The trainer used real rattlesnakes with their mouths taped shut. Tank went through the initial steps of the training and did well, recognizing that if he approached or looked at the snake, he would get zapped. In the final segment they put the dog and owner about 50 feet apart, with the snake in between them. The dog should recognize the snake and go out of his way to avoid it and get to his owner. Tank looked at Dennis, and the snake, made a hard right and headed for home! He went clear out to the edge of the property, detoured through some cars, and ended up on the spectators’ hill, cowering in front of me!
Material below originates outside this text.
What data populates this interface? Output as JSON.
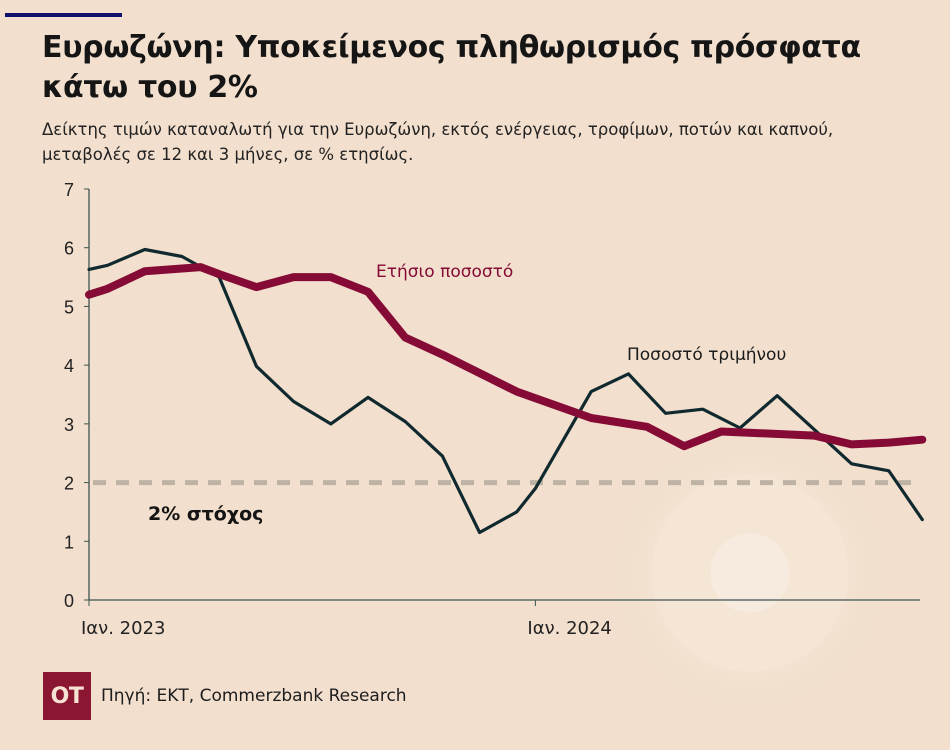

Dennis and the trainer were still in position down at the bottom of the hill with the rattlesnake. Our big sissy dog…but the training worked. When we came home, he alerted us to the garden hose. And finally, one day we had a king snake in the house and Tank froze in place. He wouldn’t move until Dennis came over to see what was wrong.
Tank loved everyone so you would think he wasn’t much of a watchdog. One winter night in Washington, he went out to the barn with me while I fed the horses. All of a sudden he was hunched up, head low, growling at the closed barn door. I didn’t know what to do. The door suddenly opened, and there was Dennis, just arrived home from work, coming out to say hi. As soon as Tank recognized him, down went the hackles and he was all wiggles. But for a minute there, my protector wasn’t going to let anyone in that barn.
Every Lab needs his own boy. And every little boy loved Tank. We used to joke that we needed to rent a kid for Tank to play with. Although he never had his own little boy, he soaked up the attention of every child he met. I can remember him following our horse shoer’s son down to the creek, and the two of them spent hours playing in the water together, hiking up and down the length of the creek, jumping and climbing, fishing and digging with sticks. Fetching and laughing like a couple of puppies.
My little niece Kirra was just learning to talk. I usually brought Tank along when I visited, but one time I left him at home. I went into the bathroom when I arrived and Kirra followed me, stood outside the door, and turned to her momma. “Tank?” she asked. That was the first word I ever heard her say.
June 8, 2003
Tank died in my arms that Sunday afternoon. It was awful and beautiful at the same time. Something told me I needed to spend some time with Tank, though Dennis said he seemed okay. Okay, not good, but Tank had eaten pizza crusts last night, an indicator that he wasn’t TOO sick. I came over and knew immediately he was dying. My next-door neighbor Heidi, a vet, came over to help me. She had no drugs at home, so we could only make him comfortable.
I was useless, didn't know what to do. She told me to get a blanket so he'd be more comfortable, and we pulled him out of the doghouse so I could hold him. Tank didn't acknowledge me, but was clearly alive, struggling to breathe, and was bleeding from his mouth. Some unknown internal thing must have ruptured.
Heidi told me to tell Tank that it was okay to go, and that I loved him. So I did. I told him he could take his hedgehog with him, and suddenly Heidi said: "Terry, he's wagging his tail!" I turned to look, and sure enough. As I turned back to his face, he was gone. She and I both looked up with a start, but we were smiling. We made him happy, and we were happy his suffering was over so quickly. It had been less than 15 minutes since I arrived at the house.
I will never forget our last moments with Tank. He was a one in a million dog. He was 13 1/2 years old, lived a great life, and died in the arms of someone who loved him. What more could anyone ask for?